JuliaText / TextAnalysis.jl

Julia package for text analysis
Other
373 stars 95 forks source link

improper stemming of NGram documents #149

Open tanmaykm opened 5 years ago

tanmaykm commented 5 years ago

Stemming a NGramDocument stems only the last word of each ngram. Notice below how repository is stemmed to repositori in one place but left intact in another.

julia> td = NGramDocument("this repository of julia language", 3)
NGramDocument{AbstractString}(Dict{AbstractString,Int64}("language"=>1,"repository"=>1,"this"=>1,"this repository of"=>1,"of julia language"=>1,"julia language"=>1,"of"=>1,"julia"=>1,"this repository"=>1,"repository of"=>1…), 3, TextAnalysis.DocumentMetadata(Languages.English(), "Untitled Document", "Unknown Author", "Unknown Time"))

julia> stem!(td); td
NGramDocument{AbstractString}(Dict{AbstractString,Int64}("languag"=>1,"this"=>1,"this repository of"=>1,"of julia languag"=>1,"this repositori"=>1,"of"=>1,"julia"=>1,"repositori"=>1,"repository of"=>1,"of julia"=>1…), 3, TextAnalysis.DocumentMetadata(Languages.English(), "Untitled Document", "Unknown Author", "Unknown Time"))

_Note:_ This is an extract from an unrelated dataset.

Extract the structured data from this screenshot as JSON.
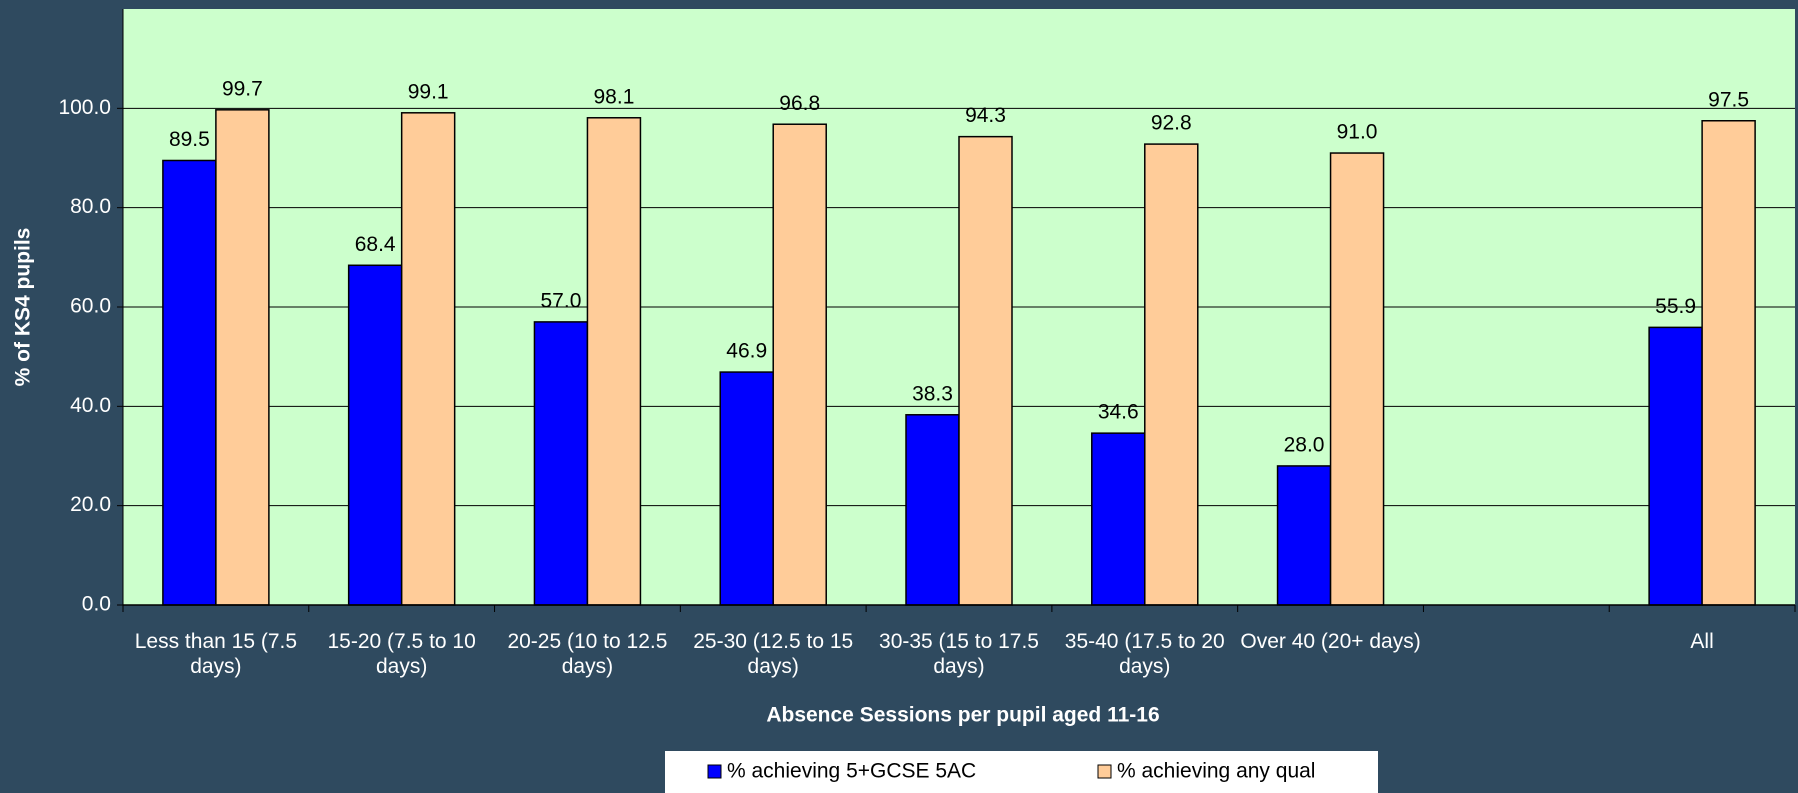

While stemming a StringDocument stems each word:

julia> sd = StringDocument("this repository of julia language")
StringDocument{String}("this repository of julia language", TextAnalysis.DocumentMetadata(Languages.English(), "Untitled Document", "Unknown Author", "Unknown Time"))

julia> stem!(sd); sd
StringDocument{String}("this repositori of julia languag", TextAnalysis.DocumentMetadata(Languages.English(), "Untitled Document", "Unknown Author", "Unknown Time"))
sean-gauss commented 4 years ago

Is work still needed on this issue? @aviks

bnriiitb commented 4 years ago

@aviks is this issue fixed or still help needed?

sean-gauss commented 4 years ago

I intended to finish this, however, at the moment I am a bit busy with my internship. If you can resolve this issue you can freely proceed.

mostol commented 2 years ago

@aviks Hi! I think I figured out what's going on here. It comes down to the stem function in line 38 of stemmer.jl below, which stems the n-gram (token), resulting in its stemmed version (new_token):

https://github.com/JuliaText/TextAnalysis.jl/blob/a38d8d70e9588c77b889c52b8f1f623920e34630/src/stemmer.jl#L36-L48

The problem arises from the fact that token (the n-gram) is actually just stored as a string. The name "token" is maybe a bit of a misnomer—each n-gram is really a string of tokens that we want stemmed, so we either want to think about it as a StringDocument and stem each word in the string, or we'd want to think about it as a TokenDocument and stem each token of the n-gram individually. Right now, the n-gram is stemmed as just a String, which means the n-gram is interpreted as one single entity which has its end stemmed, rather than a list of n entities to be stemmed individually.

This might mean fundamentally altering the nature of NGramDocuments to be made up of either StringDocuments or vectors of strings like TokenDocuments are (the former probably being easier to actually implement, the latter perhaps being a little more meaningful?). I'd be glad to help implement a change in either direction!

(Or, if you want a lazy fix that doesn't think about anything else that's going on, you can just change

new_token = stem(stemmer, token)

to

new_token = stem_all(stemmer, token)

and be done with it, which is also an option...)